Based on our exploratory process, we can segment or cluster these plant based food based on their specific traits, such as the macro & micro nutrients. To find more interesting and undiscovered pattern in the data, we will use clustering method using the K-means.
Possibility for Principle Component Analysis (PCA)
Here we will explore the data distribution of each numeric variable using density plot and the correlation between each variable using scatterplot which were provided within ggpairs function from GGally package.
library(corrplot)
cor.matrix <- fruit.vegs.clean %>%
na.omit() %>%
select(-type) %>%
cor()
col <- colorRampPalette(c("#BB4444", "#EE9988", "#FAFAFA", "#77AADD", "#4477AA"))

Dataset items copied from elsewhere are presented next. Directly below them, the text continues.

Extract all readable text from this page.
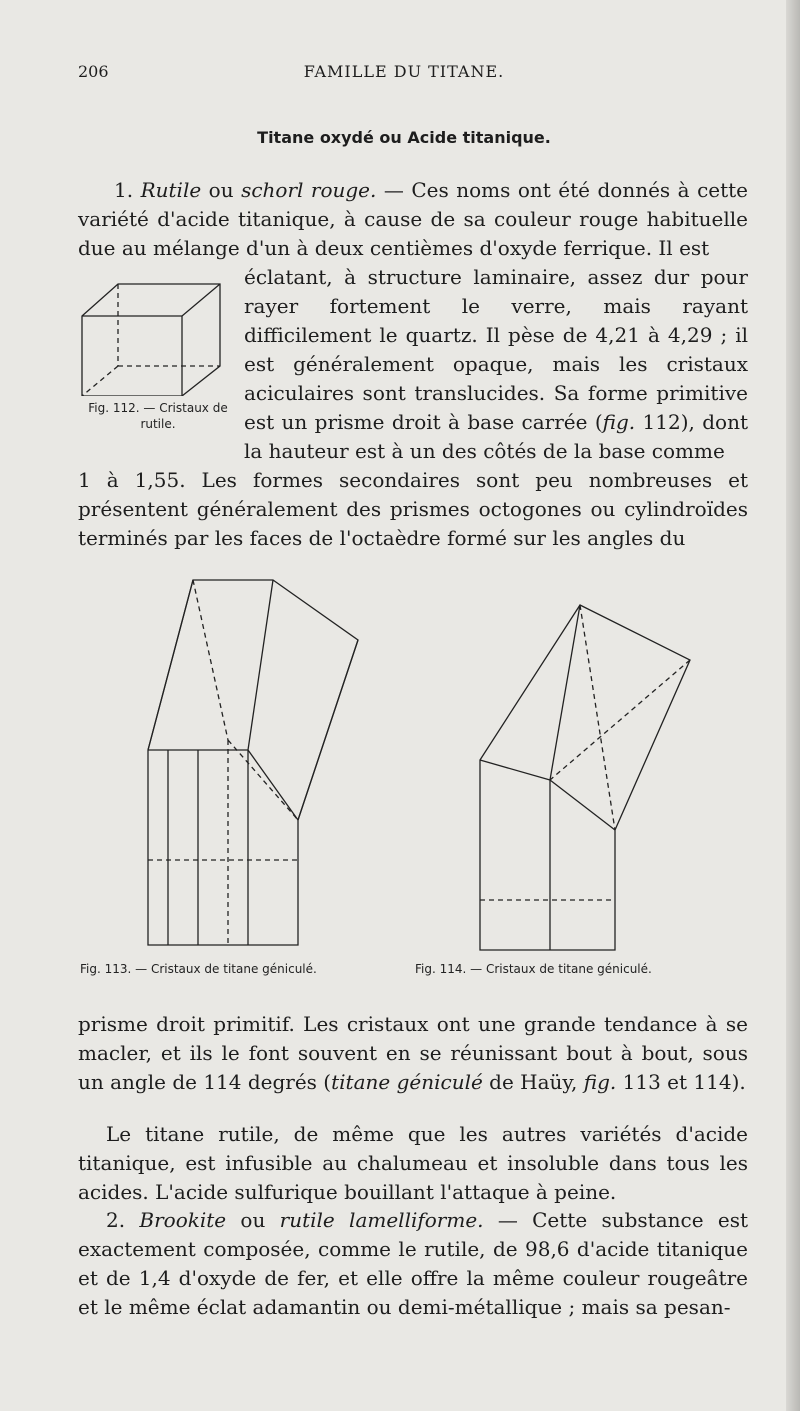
206	FAMILLE DU TITANE.
Titane oxydé ou Acide titanique.

1. Rutile ou schorl rouge. — Ces noms ont été donnés à cette variété d'acide titanique, à cause de sa couleur rouge habituelle due au mélange d'un à deux centièmes d'oxyde ferrique. Il est

Fig. 112. — Cristaux de rutile.

éclatant, à structure laminaire, assez dur pour rayer fortement le verre, mais rayant difficilement le quartz. Il pèse de 4,21 à 4,29 ; il est généralement opaque, mais les cristaux aciculaires sont translucides. Sa forme primitive est un prisme droit à base carrée (fig. 112), dont la hauteur est à un des côtés de la base comme

1 à 1,55. Les formes secondaires sont peu nombreuses et présentent généralement des prismes octogones ou cylindroïdes terminés par les faces de l'octaèdre formé sur les angles du

Fig. 113. — Cristaux de titane géniculé.	Fig. 114. — Cristaux de titane géniculé.

prisme droit primitif. Les cristaux ont une grande tendance à se macler, et ils le font souvent en se réunissant bout à bout, sous un angle de 114 degrés (titane géniculé de Haüy, fig. 113 et 114).

Le titane rutile, de même que les autres variétés d'acide titanique, est infusible au chalumeau et insoluble dans tous les acides. L'acide sulfurique bouillant l'attaque à peine.

2. Brookite ou rutile lamelliforme. — Cette substance est exactement composée, comme le rutile, de 98,6 d'acide titanique et de 1,4 d'oxyde de fer, et elle offre la même couleur rougeâtre et le même éclat adamantin ou demi-métallique ; mais sa pesan-
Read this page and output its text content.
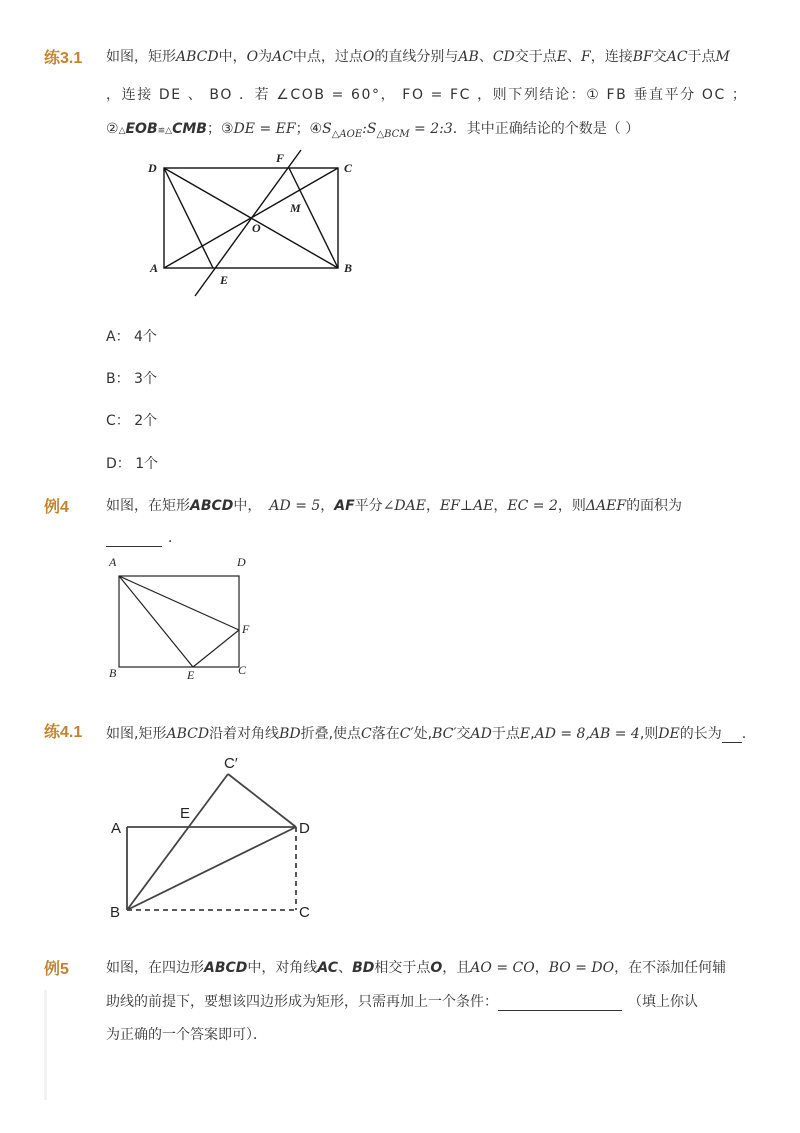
练3.1 如图，矩形ABCD中，O为AC中点，过点O的直线分别与AB、CD交于点E、F，连接BF交AC于点M
，连接 DE 、 BO ．若 ∠COB = 60°， FO = FC ，则下列结论：① FB 垂直平分 OC ；
②△EOB≌△CMB；③DE = EF；$④S_{\triangle AOE}:S_{\triangle BCM}$ = 2:3．其中正确结论的个数是（ ）
D
F
C
M
O
A
E
B
A： 4个
B： 3个
C： 2个
D： 1个
例4	如图，在矩形ABCD中， AD = 5，AF平分∠DAE，EF⊥AE，EC = 2，则ΔAEF的面积为
．
A	D
F
B	E	C
练4.1 如图,矩形ABCD沿着对角线BD折叠,使点C落在C′处,BC′交AD于点E,AD = 8,AB = 4,则DE的长为 .
C′
E
A	D
B	C
例5	如图，在四边形ABCD中，对角线AC、BD相交于点O，且AO = CO，BO = DO，在不添加任何辅
助线的前提下，要想该四边形成为矩形，只需再加上一个条件：	（填上你认
为正确的一个答案即可）．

corrplot(cor.matrix, method = "color", col = col(200),
type = "upper", order = "alphabet", number.cex = .6,
addCoef.col = "black",
tl.col = "black",
diag = FALSE)
It can be seen that there is a strong correlation between some variables from the data. This result indicates that this dataset has multicollinearity and might not be suitable for various classification algorithms (which have non-multicollinearity as their assumption).
Principal Component Analysis can be performed for this data to produce non-multicollinearity data, while also reducing the dimension of the data and retaining as much as information possible. The result of this analysis can be utilized further for classification purpose with lower computation.
PCA
Principal component analysis (PCA) is a statistical procedure that uses an orthogonal transformation to convert a set of observations of possibly correlated variables (entities each of which takes on various numerical values) into a set of values of linearly uncorrelated variables called principal components. This transformation is defined in such a way that the first principal component has the largest possible variance (that is, accounts for as much of the variability in the data as possible), and each succeeding component in turn has the highest variance possible under the constraint that it is orthogonal to the preceding components. The resulting vectors (each being a linear combination of the variables and containing n observations) are an uncorrelated orthogonal basis set. PCA is sensitive to the relative scaling of the original variables.
PCA is very useful to retain information while reducing the dimension of the data. However, we need to make sure that our data is properly scaled in order to get a useful PCA. You may use scale() function to scale the numeric variable and store it as fruit.vegies.scaled.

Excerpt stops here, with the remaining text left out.